Asked whether she found Hollande to be “a more awkward customer” than Merkel, May simply shook her head and smiled.

The only other moment of levity occurred when the question of Article 50 came up. “It’s about deadline,” Hollande said in accented English. “Question for you.”

The president alluded to the large numbers of French in London and Britons in France. They symbolise the weaknesses of both countries, with exorbitant taxes and the lack of opportunity driving affluent French and the young to Britain, while the UK’s poor social and medical services push pensioners to France.

Both leaders said their respective citizens would be free to remain in the other’s country for the time being. “While we are full members of the EU, there is no change to the position of people in the UK,” May said.

Guarantee rights

“In the future, I want to be able to guarantee rights of EU citizens living in the UK, and I would expect to be able to do so,” she said. “The only situation in which that wouldn’t be possible would be if British citizens’ rights in European members states were not being protected.”
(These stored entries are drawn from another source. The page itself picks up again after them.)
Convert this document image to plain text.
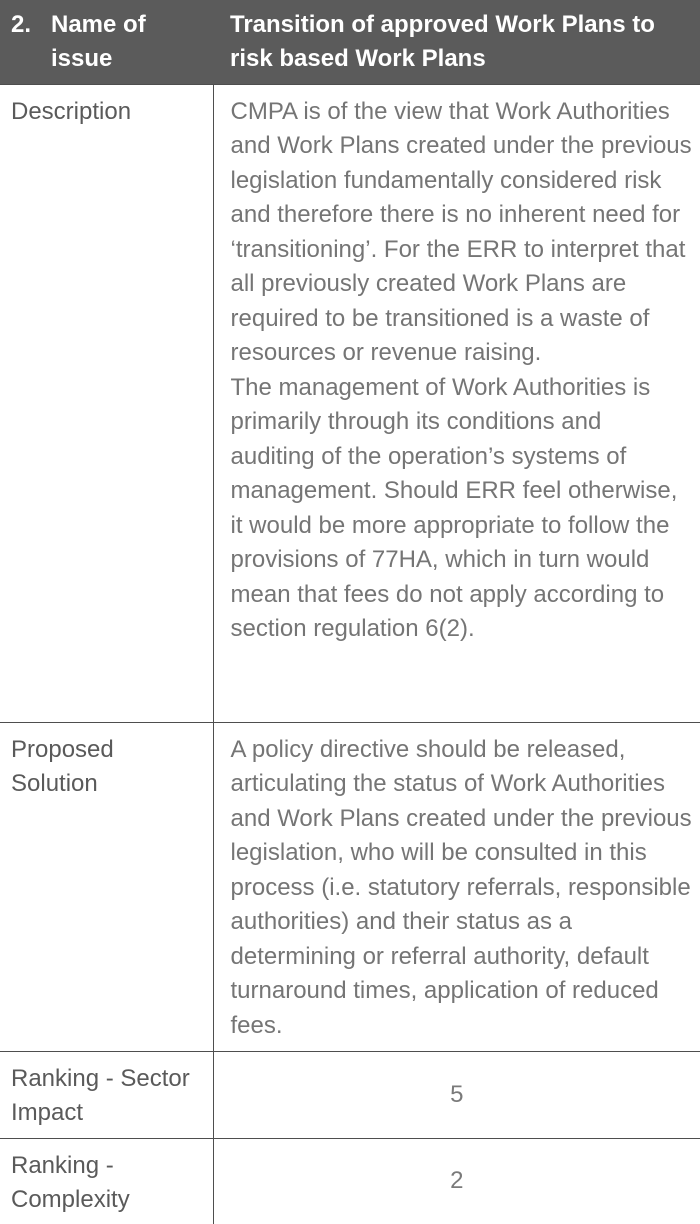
2. Name of issue	Transition of approved Work Plans to risk based Work Plans
Description	CMPA is of the view that Work Authorities and Work Plans created under the previous legislation fundamentally considered risk and therefore there is no inherent need for ‘transitioning’. For the ERR to interpret that all previously created Work Plans are required to be transitioned is a waste of resources or revenue raising.
The management of Work Authorities is primarily through its conditions and auditing of the operation’s systems of management. Should ERR feel otherwise, it would be more appropriate to follow the provisions of 77HA, which in turn would mean that fees do not apply according to section regulation 6(2).

Proposed Solution	A policy directive should be released, articulating the status of Work Authorities and Work Plans created under the previous legislation, who will be consulted in this process (i.e. statutory referrals, responsible authorities) and their status as a determining or referral authority, default turnaround times, application of reduced fees.
Ranking - Sector Impact	5
Ranking - Complexity	2
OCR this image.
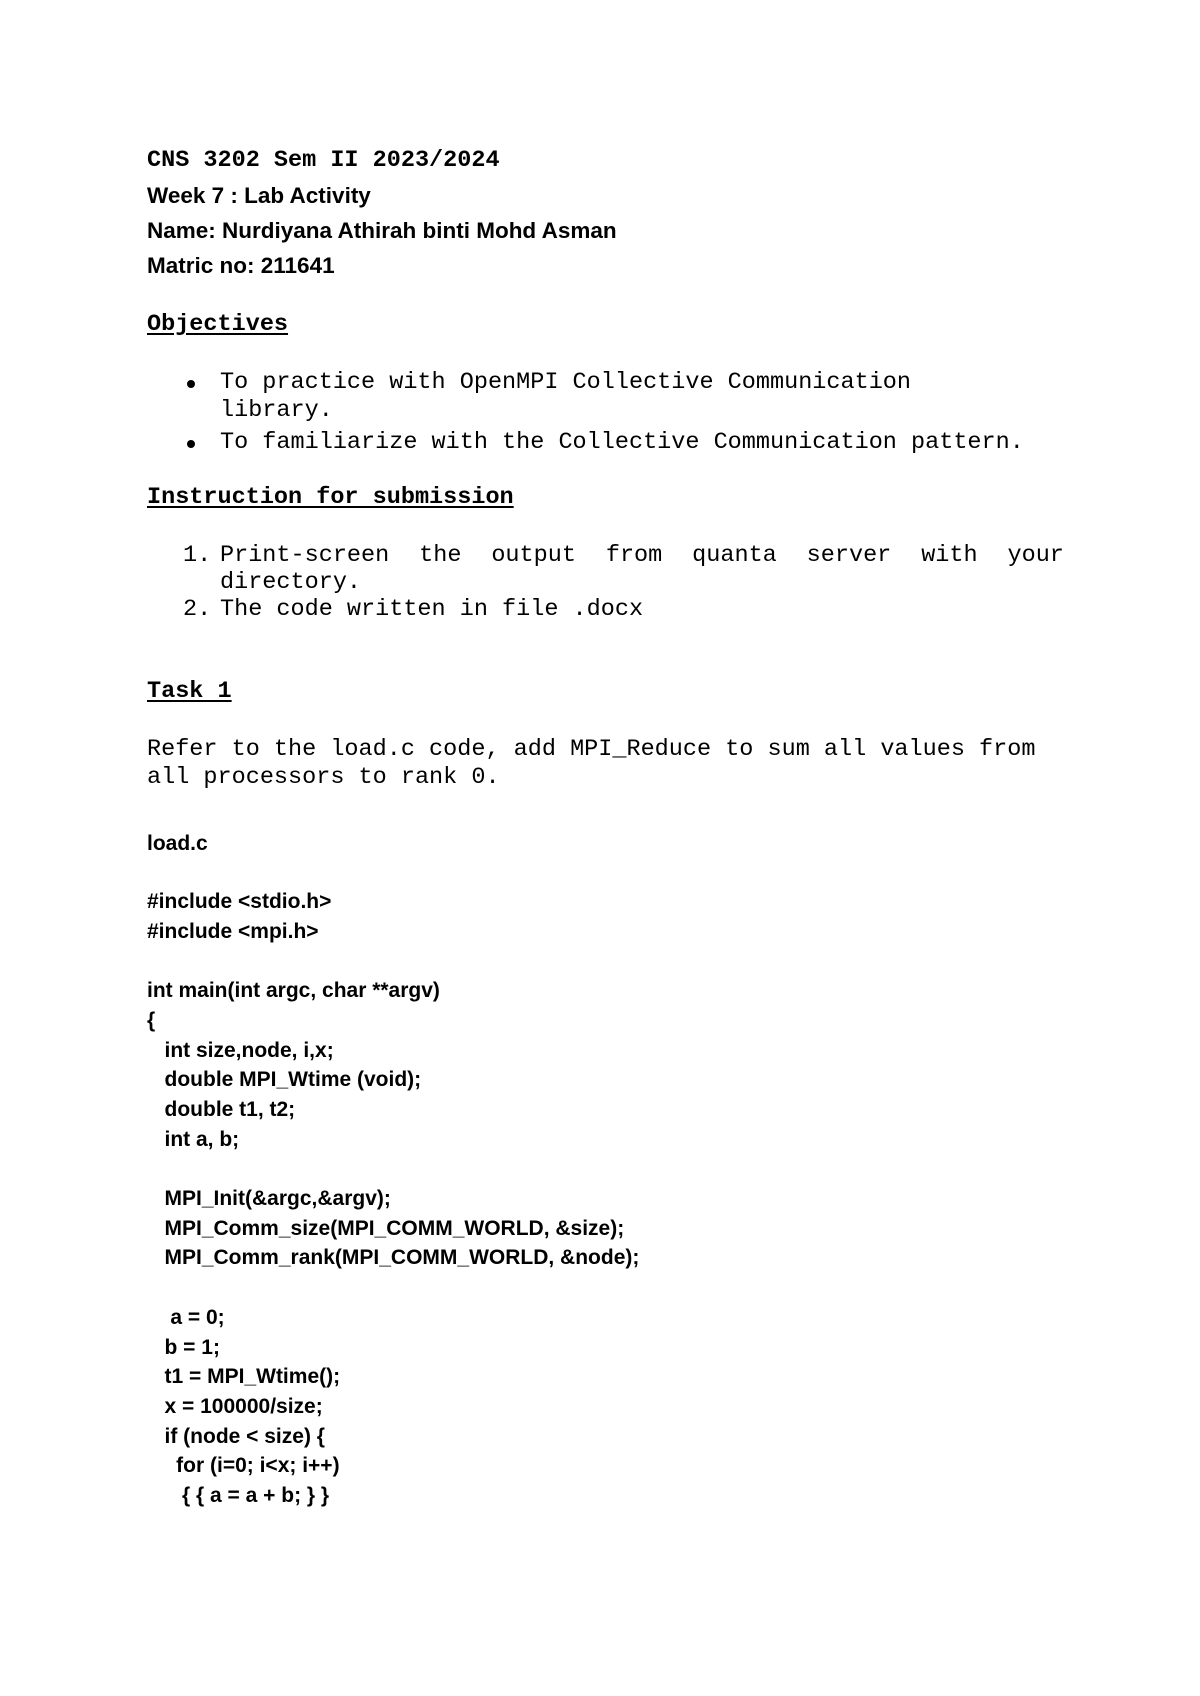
CNS 3202 Sem II 2023/2024
Week 7 : Lab Activity
Name: Nurdiyana Athirah binti Mohd Asman
Matric no: 211641
Objectives
To practice with OpenMPI Collective Communication
library.
To familiarize with the Collective Communication pattern.
Instruction for submission
1. Print-screen the output from quanta server with your
directory.
2. The code written in file .docx
Task 1
Refer to the load.c code, add MPI_Reduce to sum all values from
all processors to rank 0.
load.c
#include <stdio.h>
#include <mpi.h>
int main(int argc, char **argv)
{
int size,node, i,x;
double MPI_Wtime (void);
double t1, t2;
int a, b;
MPI_Init(&argc,&argv);
MPI_Comm_size(MPI_COMM_WORLD, &size);
MPI_Comm_rank(MPI_COMM_WORLD, &node);
a = 0;
b = 1;
t1 = MPI_Wtime();
x = 100000/size;
if (node < size) {
for (i=0; i<x; i++)
{ { a = a + b; } }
French officials are wary of what they see as the UK’s desire to benefit from the single market while ignoring the EU’s “four freedoms”.

The prime minister said British citizens “sent a very clear message we should introduce some controls to movement of individuals from other European countries into the UK”. But she wants “to get the right deal on trade in goods and services”.

Hollande said the balance between free trade and freedom of movement was the crux of the negotiations.

“The UK has access to the single market because it respects the four freedoms,” he said. “None can be separated from the other. There cannot be freedom of movement of goods, free movement of capital, free movement of services, if there is not free movement of people.

“It will be a choice facing the UK,” Holland added. “If they remain in the single market, they have to assume the free movement that goes with it.”